You’re poetry has a philosophical feel to it. Stones and patience await our trail of curiosities and bend the stars to its must questionable mark.
Excellent poem.
Charlie, thank you. I am a bit of an armchair philosopher (aren’t we all?). Love the comment–you have a seed of a poem in there.
Why thank you. Most philosophers like us tend to build a nice puzzle for the future kids to hack into now. 🙂
Hahaha–that’s brilliant!
Brilliant at its most free cost is a generous rewarding friendship we have. 🙂
🙂 yep.
I like the way you decide for that line “only flesh comes together again” to sit alone because it has such depth in this poem that I was blown away when I read it, it made me think of sex and flesh healing and even resurrection, I don’t know why.
Great poem, Susan!
Wow, Joe.
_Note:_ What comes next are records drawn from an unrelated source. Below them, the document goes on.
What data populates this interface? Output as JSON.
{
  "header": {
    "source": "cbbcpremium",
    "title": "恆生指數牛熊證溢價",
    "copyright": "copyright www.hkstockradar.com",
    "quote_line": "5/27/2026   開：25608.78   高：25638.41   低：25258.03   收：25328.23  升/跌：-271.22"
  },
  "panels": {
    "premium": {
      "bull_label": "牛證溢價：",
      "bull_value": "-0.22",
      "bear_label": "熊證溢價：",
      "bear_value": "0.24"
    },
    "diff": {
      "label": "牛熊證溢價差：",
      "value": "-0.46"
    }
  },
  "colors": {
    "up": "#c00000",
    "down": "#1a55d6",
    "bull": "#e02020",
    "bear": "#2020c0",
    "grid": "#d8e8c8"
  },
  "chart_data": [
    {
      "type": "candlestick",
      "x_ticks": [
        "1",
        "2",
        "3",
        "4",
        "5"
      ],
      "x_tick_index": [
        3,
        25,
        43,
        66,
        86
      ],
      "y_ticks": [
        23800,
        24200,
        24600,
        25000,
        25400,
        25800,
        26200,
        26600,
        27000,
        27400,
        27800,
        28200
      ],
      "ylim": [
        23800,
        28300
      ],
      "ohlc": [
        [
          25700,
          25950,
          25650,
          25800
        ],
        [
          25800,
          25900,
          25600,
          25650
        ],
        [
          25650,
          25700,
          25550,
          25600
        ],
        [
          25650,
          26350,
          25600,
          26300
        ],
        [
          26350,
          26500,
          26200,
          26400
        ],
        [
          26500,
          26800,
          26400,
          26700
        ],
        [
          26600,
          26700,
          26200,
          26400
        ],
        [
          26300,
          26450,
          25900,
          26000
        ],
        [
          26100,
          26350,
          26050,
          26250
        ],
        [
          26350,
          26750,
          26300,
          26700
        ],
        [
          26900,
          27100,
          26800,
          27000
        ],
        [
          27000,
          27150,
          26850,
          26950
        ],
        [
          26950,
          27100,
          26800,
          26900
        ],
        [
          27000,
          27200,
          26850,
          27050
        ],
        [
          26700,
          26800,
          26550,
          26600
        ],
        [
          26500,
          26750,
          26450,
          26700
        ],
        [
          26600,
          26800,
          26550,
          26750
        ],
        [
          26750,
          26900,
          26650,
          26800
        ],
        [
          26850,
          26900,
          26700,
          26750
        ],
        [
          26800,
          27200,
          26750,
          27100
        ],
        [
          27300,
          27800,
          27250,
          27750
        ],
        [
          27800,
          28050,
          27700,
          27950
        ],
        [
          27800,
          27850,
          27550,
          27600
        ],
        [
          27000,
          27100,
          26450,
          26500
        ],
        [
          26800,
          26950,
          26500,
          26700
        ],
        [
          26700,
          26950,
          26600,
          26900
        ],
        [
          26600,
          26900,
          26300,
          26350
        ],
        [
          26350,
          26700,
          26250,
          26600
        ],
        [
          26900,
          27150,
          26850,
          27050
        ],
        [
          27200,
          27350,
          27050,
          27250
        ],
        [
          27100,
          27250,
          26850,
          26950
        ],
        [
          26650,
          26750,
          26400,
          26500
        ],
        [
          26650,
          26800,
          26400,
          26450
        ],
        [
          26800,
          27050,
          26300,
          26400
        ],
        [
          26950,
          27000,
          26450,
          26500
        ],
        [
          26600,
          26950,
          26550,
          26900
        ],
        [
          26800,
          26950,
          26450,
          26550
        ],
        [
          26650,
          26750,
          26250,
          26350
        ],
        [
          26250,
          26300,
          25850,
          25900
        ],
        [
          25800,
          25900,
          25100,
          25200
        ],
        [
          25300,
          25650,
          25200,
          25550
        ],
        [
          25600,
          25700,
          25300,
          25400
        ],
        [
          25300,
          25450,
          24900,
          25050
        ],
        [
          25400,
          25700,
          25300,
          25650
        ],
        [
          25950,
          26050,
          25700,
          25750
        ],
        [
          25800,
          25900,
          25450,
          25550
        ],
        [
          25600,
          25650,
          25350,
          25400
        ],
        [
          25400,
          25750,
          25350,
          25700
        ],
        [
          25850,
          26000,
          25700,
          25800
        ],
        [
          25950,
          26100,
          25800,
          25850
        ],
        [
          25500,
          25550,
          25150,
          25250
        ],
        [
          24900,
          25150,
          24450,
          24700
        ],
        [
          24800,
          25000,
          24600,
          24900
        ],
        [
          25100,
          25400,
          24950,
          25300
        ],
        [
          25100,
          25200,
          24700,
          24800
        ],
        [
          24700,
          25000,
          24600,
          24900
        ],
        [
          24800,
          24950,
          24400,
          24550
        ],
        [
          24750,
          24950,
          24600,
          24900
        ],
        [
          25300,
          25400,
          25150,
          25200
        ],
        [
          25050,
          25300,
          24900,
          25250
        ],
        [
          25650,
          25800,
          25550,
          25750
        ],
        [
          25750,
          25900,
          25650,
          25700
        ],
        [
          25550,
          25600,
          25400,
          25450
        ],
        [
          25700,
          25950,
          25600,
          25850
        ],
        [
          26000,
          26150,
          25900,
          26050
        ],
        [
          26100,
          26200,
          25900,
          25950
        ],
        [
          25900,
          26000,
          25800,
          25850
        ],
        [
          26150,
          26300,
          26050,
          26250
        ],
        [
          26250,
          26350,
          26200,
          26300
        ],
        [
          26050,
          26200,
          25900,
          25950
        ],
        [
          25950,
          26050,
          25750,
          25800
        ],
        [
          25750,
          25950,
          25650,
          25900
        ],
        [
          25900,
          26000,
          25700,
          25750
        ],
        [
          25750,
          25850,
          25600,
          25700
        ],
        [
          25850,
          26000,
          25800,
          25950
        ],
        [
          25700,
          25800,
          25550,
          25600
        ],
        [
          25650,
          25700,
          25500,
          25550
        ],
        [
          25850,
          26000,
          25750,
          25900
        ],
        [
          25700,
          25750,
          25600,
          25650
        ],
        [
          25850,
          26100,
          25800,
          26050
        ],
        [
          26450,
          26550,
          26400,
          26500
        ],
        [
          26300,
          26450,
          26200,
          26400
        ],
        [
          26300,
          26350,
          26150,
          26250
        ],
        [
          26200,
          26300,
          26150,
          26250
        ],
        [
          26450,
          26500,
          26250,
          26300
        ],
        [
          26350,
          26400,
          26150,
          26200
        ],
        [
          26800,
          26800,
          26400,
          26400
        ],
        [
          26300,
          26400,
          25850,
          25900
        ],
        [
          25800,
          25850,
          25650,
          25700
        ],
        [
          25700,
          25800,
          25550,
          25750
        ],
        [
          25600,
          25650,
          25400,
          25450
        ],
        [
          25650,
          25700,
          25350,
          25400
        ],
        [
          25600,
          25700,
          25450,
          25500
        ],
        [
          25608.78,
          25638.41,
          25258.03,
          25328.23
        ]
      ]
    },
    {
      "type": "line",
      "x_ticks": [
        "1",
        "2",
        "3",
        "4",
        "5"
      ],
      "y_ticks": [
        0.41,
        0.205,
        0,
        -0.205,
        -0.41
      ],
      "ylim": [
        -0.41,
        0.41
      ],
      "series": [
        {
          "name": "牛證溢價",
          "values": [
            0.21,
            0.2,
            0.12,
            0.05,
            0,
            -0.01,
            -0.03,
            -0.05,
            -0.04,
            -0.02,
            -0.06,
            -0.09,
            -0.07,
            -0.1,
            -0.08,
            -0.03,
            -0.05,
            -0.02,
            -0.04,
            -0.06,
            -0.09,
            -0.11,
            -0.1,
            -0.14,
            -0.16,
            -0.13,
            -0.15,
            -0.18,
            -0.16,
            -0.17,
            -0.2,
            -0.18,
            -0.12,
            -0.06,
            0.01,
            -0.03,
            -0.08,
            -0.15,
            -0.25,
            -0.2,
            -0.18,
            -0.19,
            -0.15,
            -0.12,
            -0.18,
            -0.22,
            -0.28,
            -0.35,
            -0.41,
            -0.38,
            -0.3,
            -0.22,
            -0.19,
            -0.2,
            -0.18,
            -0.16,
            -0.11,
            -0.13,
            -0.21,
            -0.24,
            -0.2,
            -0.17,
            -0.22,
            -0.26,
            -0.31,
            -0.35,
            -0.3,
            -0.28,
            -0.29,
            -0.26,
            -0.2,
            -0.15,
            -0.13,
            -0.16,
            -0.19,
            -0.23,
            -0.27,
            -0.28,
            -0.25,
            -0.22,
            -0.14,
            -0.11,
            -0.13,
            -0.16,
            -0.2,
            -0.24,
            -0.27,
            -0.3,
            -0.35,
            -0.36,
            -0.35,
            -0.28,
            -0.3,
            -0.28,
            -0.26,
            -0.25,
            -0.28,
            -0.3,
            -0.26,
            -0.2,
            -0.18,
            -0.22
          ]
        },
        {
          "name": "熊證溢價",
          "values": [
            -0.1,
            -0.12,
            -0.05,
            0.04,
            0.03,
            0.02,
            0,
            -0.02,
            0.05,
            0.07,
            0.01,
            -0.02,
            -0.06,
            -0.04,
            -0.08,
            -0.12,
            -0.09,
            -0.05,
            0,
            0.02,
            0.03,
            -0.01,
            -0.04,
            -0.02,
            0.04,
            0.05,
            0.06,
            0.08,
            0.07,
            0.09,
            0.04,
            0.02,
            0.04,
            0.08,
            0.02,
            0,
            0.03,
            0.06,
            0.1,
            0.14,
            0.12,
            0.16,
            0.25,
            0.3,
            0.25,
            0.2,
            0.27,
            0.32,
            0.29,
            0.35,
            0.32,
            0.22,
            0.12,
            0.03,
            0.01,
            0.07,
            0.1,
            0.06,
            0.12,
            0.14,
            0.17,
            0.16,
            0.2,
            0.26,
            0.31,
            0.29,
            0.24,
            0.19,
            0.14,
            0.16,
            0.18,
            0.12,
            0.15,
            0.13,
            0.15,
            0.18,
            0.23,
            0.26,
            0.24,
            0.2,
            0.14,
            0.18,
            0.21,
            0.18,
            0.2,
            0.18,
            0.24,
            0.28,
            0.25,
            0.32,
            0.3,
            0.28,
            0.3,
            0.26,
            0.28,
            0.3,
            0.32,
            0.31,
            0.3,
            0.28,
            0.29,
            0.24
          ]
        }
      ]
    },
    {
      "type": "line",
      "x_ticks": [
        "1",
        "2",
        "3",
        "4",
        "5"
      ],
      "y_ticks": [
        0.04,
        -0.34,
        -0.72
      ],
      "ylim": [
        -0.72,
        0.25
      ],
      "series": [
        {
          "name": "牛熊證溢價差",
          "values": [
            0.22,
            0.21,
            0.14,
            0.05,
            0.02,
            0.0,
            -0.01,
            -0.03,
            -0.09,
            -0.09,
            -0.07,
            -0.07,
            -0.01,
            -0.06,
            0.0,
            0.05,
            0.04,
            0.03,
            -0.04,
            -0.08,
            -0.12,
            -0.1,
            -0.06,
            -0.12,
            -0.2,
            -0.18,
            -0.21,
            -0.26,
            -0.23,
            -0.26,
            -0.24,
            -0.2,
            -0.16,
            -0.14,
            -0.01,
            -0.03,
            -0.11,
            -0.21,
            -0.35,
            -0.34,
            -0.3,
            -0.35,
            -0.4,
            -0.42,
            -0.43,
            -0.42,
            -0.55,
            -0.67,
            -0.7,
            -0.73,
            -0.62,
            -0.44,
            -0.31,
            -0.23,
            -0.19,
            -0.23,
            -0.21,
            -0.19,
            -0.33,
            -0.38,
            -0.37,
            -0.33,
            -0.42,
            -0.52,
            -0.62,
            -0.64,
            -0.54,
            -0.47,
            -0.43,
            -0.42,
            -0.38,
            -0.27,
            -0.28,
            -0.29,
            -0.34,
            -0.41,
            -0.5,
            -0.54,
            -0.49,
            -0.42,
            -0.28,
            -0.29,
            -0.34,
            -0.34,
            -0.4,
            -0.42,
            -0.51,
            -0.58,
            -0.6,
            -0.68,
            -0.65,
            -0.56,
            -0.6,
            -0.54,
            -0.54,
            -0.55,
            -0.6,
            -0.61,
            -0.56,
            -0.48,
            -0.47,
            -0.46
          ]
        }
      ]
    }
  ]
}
I was not sure why I did that. It just felt like it had to be alone. And you’re right–that line can suggest all those things, and says it most powerfully alone. Sometimes I am not sure how my poet-mind works, so I just let it play.
which proves you have great instincts, I usually don’t pay attention to a poem’s format, but this one begged to be looked at 🙂
Thanks again, Joe.
Something we don’t often consider.
Yeah–and I never would have, but for the prompt. I like the path this took, though.